Price-Allocation and Crises
The neo-classical revolution in economics dealt a death blow to attempots to depict the value of output as a sum derived by adding up the values of the inputs. On the contrary, only a pre-existing value of output to the consumer could make a given expenditure of productive inputs economically viable. Only insofar as consumers' subjective valuations of a product cover the objective costs incurred by producers can the producers continue to make the product, or to stay in business. There was no "given" assemblage of firms or capital to which labor could be added to get output. Estimating consumer demand and bearing the risks inseparable from these estimates were among the vital non-labor functions to be performed- and rewarded, if such functions were to continue.
Marx implicitly admitted much of this with his concept of "socially necessary labor". No matter how much had been expended (in labor or money) on the production of a given commodity, its value was limited to the amount "socially necessary" to supply the quantity actually demanded at the lowest cost possible under existing technology. In short, value was limited by the consumer, regardless of product costs.
But however much Marx admitted these realities in an implicit or ad hoc sort of way, his explicit formal analysis of value and surplus value was an analysis of surviving capitalist firms- firms that had correctly estimated consumer demand. But to analyze only survivors is to risk misconceiving the very process from which they emerged. By starting his analysis in the middle, with surviving firms in place, waiting to hire workers, Marx ignored the key implication of failing firms (a majority of all firms in the long run)- that risk is inherent in anticipating consumer demand, and that profit derives from successfully assuming that risk, rather than from merely hiring people to perform the mechanical aspects of producing goods. Failing firms also hire workers- but their failure shows that that is no guarantee of receiving surplus value.

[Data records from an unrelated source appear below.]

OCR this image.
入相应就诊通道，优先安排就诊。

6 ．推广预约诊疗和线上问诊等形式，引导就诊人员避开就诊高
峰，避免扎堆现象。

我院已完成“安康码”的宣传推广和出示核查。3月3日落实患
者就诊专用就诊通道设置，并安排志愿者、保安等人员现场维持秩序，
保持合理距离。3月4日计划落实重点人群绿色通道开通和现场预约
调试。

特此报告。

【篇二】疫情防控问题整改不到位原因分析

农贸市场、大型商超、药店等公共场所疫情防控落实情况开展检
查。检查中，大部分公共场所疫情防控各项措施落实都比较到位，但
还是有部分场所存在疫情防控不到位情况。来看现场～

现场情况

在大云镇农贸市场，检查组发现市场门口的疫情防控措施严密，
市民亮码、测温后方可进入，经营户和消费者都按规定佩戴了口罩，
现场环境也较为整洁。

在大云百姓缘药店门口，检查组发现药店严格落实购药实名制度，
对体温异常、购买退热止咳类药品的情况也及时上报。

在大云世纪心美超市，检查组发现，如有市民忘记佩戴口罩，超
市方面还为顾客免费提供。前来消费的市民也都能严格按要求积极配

Despite his insights into the role of ignorance- and hence, risk- in the functioning of any division-of-labor economy, Marx repeatedly ignored the importance of knowledge and risk in explaining the phenomena of a capitalist economy. For example, financial speculation was seen in the crudest terms as mere unsavory gambling, with no analysis if its vital role as a social process for conveying the risks inherent in economic activities to those best able or most willing to bear risks. Thus, farmers may grow food for a price guaranteed long before harvest, while commodity speculators carry the risks- each group doing what it knows best.
Although Marx went further than the classical economists before him in showing the crucial role if knowledge and ignorance in the economy, he failed to include knowledge costs or risks in the cost of production that determined value and surplus value. Moreover, Marx seemed to assume that a future communist society could somehow readily overcome these risks inherent in production for an unknown consumer demand. Central planning might enable many producers to become aware of what other producers were doing, but a dynamic economy would present the same difficulties to central planners as to capitalists in guessing how consumers would apportion their growing income or otherwise change their demand. More important, Marx and Engels failed to consider how the very apparatus of central planning would present an ever-present temptation to the holders of political power to turn the whole economy to their purposes- including military might- rather than let it serve consumers.
What Marx knew or stated in ad hoc ways must be clearly distinguished from what he built into his systematic analysis. I might be possible to assemble a substantial collection of random quotes from his passing remards, showing that Marx knew about skills, risks, etc., but such an exercise would have no significance for Marxian analysis as a system. Marx's arbitrary assuumptions, such as the special productivity of labor, were built into the very framework and definitions of Marxian economics, in effect making the isolated thing that he knew ad hoc "
off limits" to his analysis. As Marx himself observed in a different context: "The label of a system differs from that of other articles, among other things, by the fact that it cheats not only the buyer, but often the seller". The Marxian system negated the implications of much of Marx's own knowledge of risks and human capital.